The reviews are rolling in for Season of the Witch, Nicolas Cage's latest home movie. And, surprise! They are not very kind at all. This might be Nicolas Cage's worst movie, ever! Which would be a feat.

I can never remember if I am supposed to like Nicolas Cage sincerely and enjoy his movies ironically, or like him ironically and not enjoy his movies at all? (Or maybe I hate him sincerely and love his movies ironically? Liking stuff is so hard, sometimes!) Luckily, Nic Cage doesn't seem to make the distinction between sincerity and irony in his own life, so it's sort of pointless for me to try and figure it out on his behalf. One thing is for sure: Cage himself aside, his movies suck, sincerely. Season of the Witch is, apparently, no exception.

I know, though. Nicolas Cage, in a long-haired wig, playing a knight? In a wisecracking medieval buddy movie/road comedy apparently, uh, inspired by Ingmar Bergman's classic The Seventh Seal? How can this not be at least interestingly weird?

Apparently, it's not. In fact, it appears to be just flat-out bad. It's currently rocking a 3% "fresh" rating on critic aggregation site Rotten Tomatoes. That is phenomenally low, even for Cage: Lower than the 43% for The Sorcerer's Apprentice, which appears to have been released last year, for some reason; lower than the 33% for Knowing, the one about, I think, aliens?; lower than the 27% for Ghost Rider.
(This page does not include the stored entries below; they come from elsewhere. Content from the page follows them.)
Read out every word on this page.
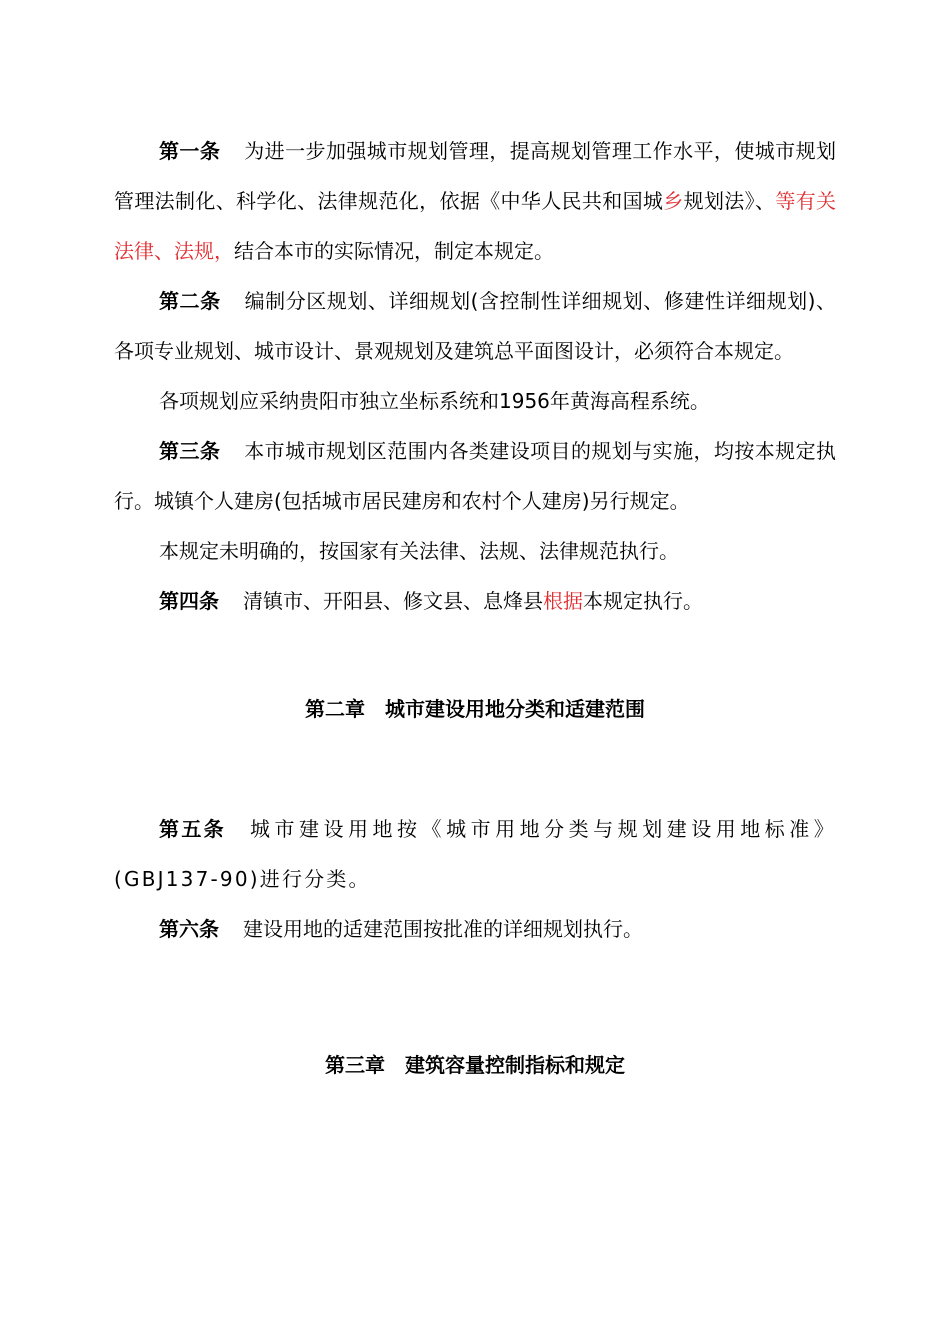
第一条 为进一步加强城市规划管理，提高规划管理工作水平，使城市规划管理法制化、科学化、法律规范化，依据《中华人民共和国城乡规划法》、等有关法律、法规，结合本市的实际情况，制定本规定。

第二条 编制分区规划、详细规划(含控制性详细规划、修建性详细规划)、各项专业规划、城市设计、景观规划及建筑总平面图设计，必须符合本规定。

各项规划应采纳贵阳市独立坐标系统和1956年黄海高程系统。

第三条 本市城市规划区范围内各类建设项目的规划与实施，均按本规定执行。城镇个人建房(包括城市居民建房和农村个人建房)另行规定。

本规定未明确的，按国家有关法律、法规、法律规范执行。

第四条 清镇市、开阳县、修文县、息烽县根据本规定执行。

第二章　城市建设用地分类和适建范围

第五条 城市建设用地按《城市用地分类与规划建设用地标准》(GBJ137-90)进行分类。

第六条 建设用地的适建范围按批准的详细规划执行。

第三章　建筑容量控制指标和规定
And, yes, lower than the 15% for Cage's lady-punching, bee-ingesting opus Wicker Man.

What could be so bad about Season of the Witch? For starters, it's ugly! And dark, according to Jeannette Catsoulis of The New York Times:

[T]he cinematographer, Amir Mokri, conceals the magnificent Austrian Alps beneath a palette of sludge and fudge. The entire film seems to be happening on the other side of a dirty window - good news for the dreadful computer-generated effects, if not for our eyes. "At least it's not in 3-D," my viewing companion remarked

Also, the script sucks, writes the AP's Christy Lemire:

[Season of the Witch] takes place during the 14th century, but everyone speaks in contemporary language, which might have been acceptable if the dialogue were clever or intelligent or funny or, you know, good. Instead, Nicolas Cage and Ron Perlman are the knights who say ... nothing of any particular note in a supernatural action thriller that's never actually thrilling... (Bragi Schut's screenplay vaguely hints at some sort of indictment of organized religion, then backs off in favor of one-liners and cheap scares.)
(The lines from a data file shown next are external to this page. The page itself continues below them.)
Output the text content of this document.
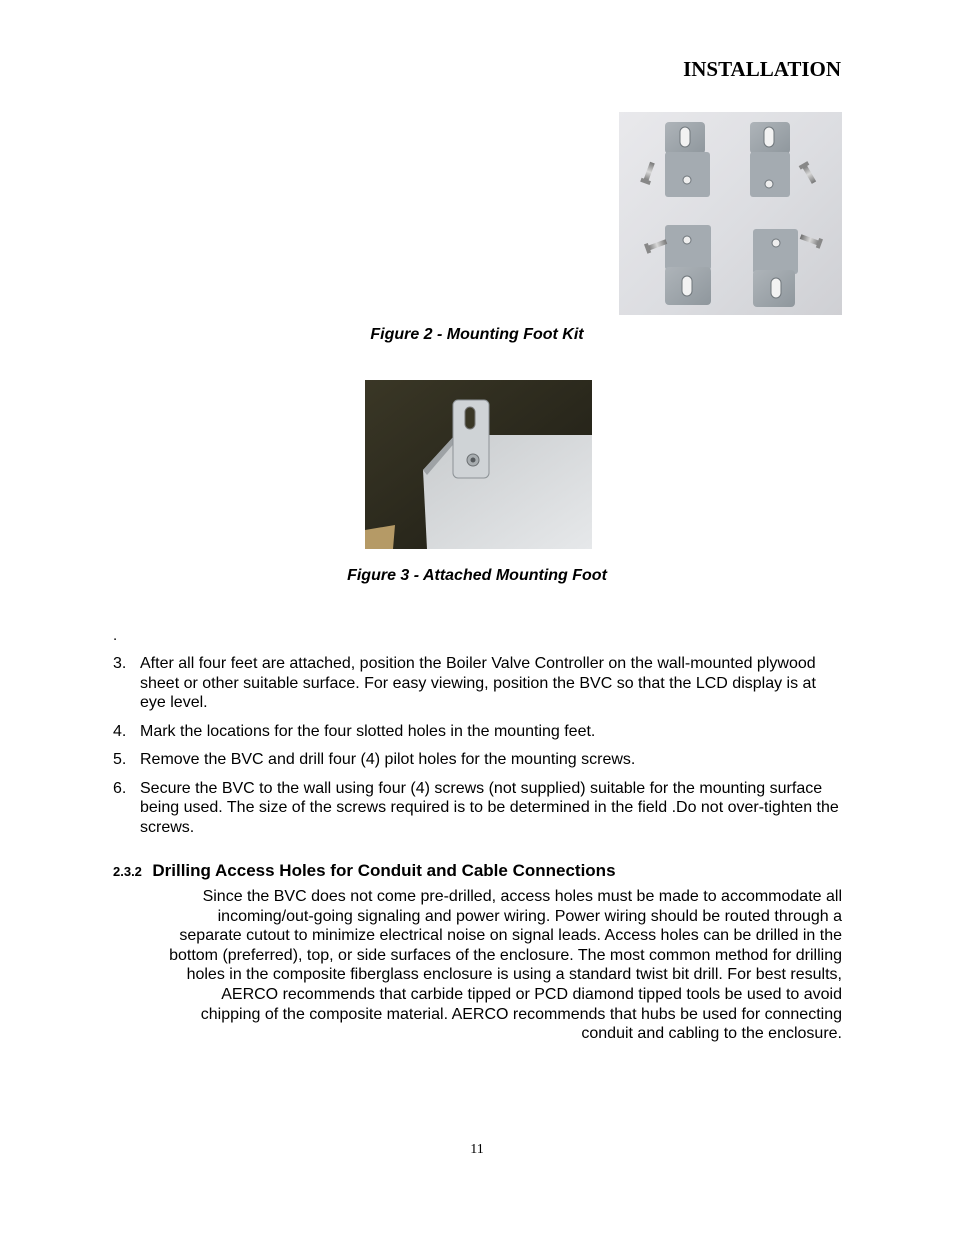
INSTALLATION
Figure 2 - Mounting Foot Kit
Figure 3 - Attached Mounting Foot
.
3. After all four feet are attached, position the Boiler Valve Controller on the wall-mounted plywood sheet or other suitable surface. For easy viewing, position the BVC so that the LCD display is at eye level.
4. Mark the locations for the four slotted holes in the mounting feet.
5. Remove the BVC and drill four (4) pilot holes for the mounting screws.
6. Secure the BVC to the wall using four (4) screws (not supplied) suitable for the mounting surface being used. The size of the screws required is to be determined in the field .Do not over-tighten the screws.
2.3.2 Drilling Access Holes for Conduit and Cable Connections
Since the BVC does not come pre-drilled, access holes must be made to accommodate all
incoming/out-going signaling and power wiring. Power wiring should be routed through a
separate cutout to minimize electrical noise on signal leads. Access holes can be drilled in the
bottom (preferred), top, or side surfaces of the enclosure. The most common method for drilling
holes in the composite fiberglass enclosure is using a standard twist bit drill. For best results,
AERCO recommends that carbide tipped or PCD diamond tipped tools be used to avoid
chipping of the composite material. AERCO recommends that hubs be used for connecting
conduit and cabling to the enclosure.
11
Peter Howell of the Toronto Star doesn't think anyone was even paying attention:

Did either Cage or Sena even bother reading Bragi F. Schut's patchwork script, before adjusting the wig, flicking on the camera and cashing the pay cheques?

Roger Ebert, using the grossest metaphor possible, expresses his disappointment with Cage and costar Ron Perlman:

You know I am a fan of Nic Cage and Ron Perlman (whose very existence made the "Hellboy" movies possible). Here, like cows, they devour the scenery, regurgitate it to a second stomach found only in actors and chew it as cud. It is a noble effort, but I prefer them in their straight-through Human Centipede mode.
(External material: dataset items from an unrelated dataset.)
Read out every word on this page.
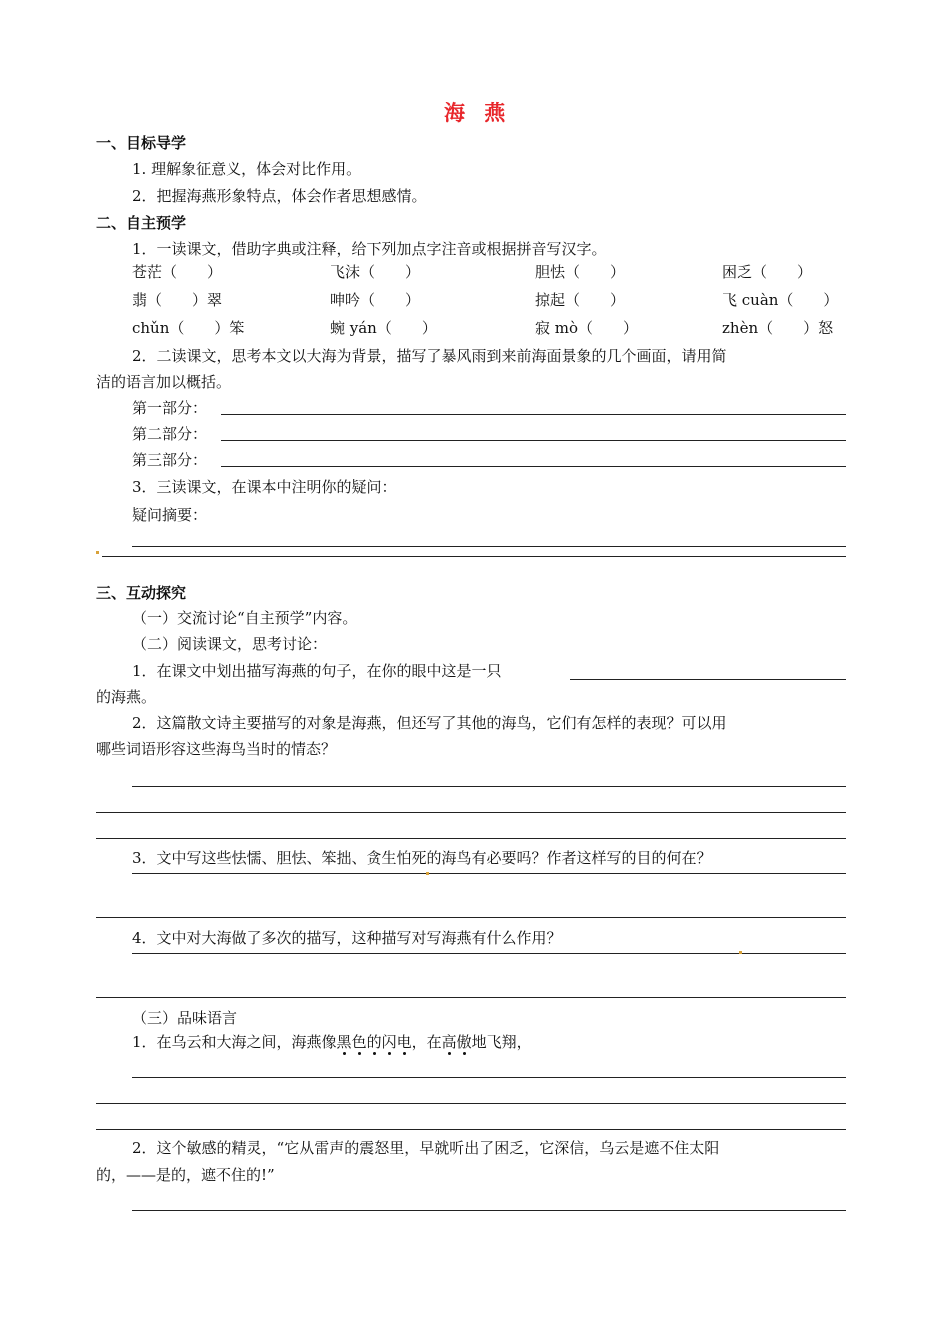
海 燕
一、目标导学
1. 理解象征意义，体会对比作用。
2．把握海燕形象特点，体会作者思想感情。
二、自主预学
1．一读课文，借助字典或注释，给下列加点字注音或根据拼音写汉字。
苍茫（　　）	飞沫（　　）	胆怯（　　）	困乏（　　）
翡（　　）翠	呻吟（　　）	掠起（　　）	飞 cuàn（　　）
chǔn（　　）笨	蜿 yán（　　）	寂 mò（　　）	zhèn（　　）怒
2．二读课文，思考本文以大海为背景，描写了暴风雨到来前海面景象的几个画面，请用简
洁的语言加以概括。
第一部分：
第二部分：
第三部分：
3．三读课文，在课本中注明你的疑问：
疑问摘要：
三、互动探究
（一）交流讨论“自主预学”内容。
（二）阅读课文，思考讨论：
1．在课文中划出描写海燕的句子，在你的眼中这是一只
的海燕。
2．这篇散文诗主要描写的对象是海燕，但还写了其他的海鸟，它们有怎样的表现？可以用
哪些词语形容这些海鸟当时的情态？
3．文中写这些怯懦、胆怯、笨拙、贪生怕死的海鸟有必要吗？作者这样写的目的何在？
4．文中对大海做了多次的描写，这种描写对写海燕有什么作用？
（三）品味语言
1．在乌云和大海之间，海燕像黑色的闪电，在高傲地飞翔，
2．这个敏感的精灵，“它从雷声的震怒里，早就听出了困乏，它深信，乌云是遮不住太阳
的，——是的，遮不住的!”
But even if Ebert thinks he was trying, the real problem might be that Cage isn't even fun in this. The Los Angeles Times' Mark Olsen writes that

It is sort of required these days when discussing Nicolas Cage to make some mention of his ever-evolving hairstyles and personal quirks - the castle and the tax problems - but there are much more immediate issues at hand regarding Cage in "Season of the Witch."

In his latest film, the actor displays only the briefest flashes of the deep commitment to chaos he brings to his best work, as in his recent turns in the delightfully wacked-out "Bad Lieutenant: Port of Call New Orleans" or even the watchable junk of "Ghost Rider."

And yet—who cares what a bunch of writer nerds think? I will totally still see this.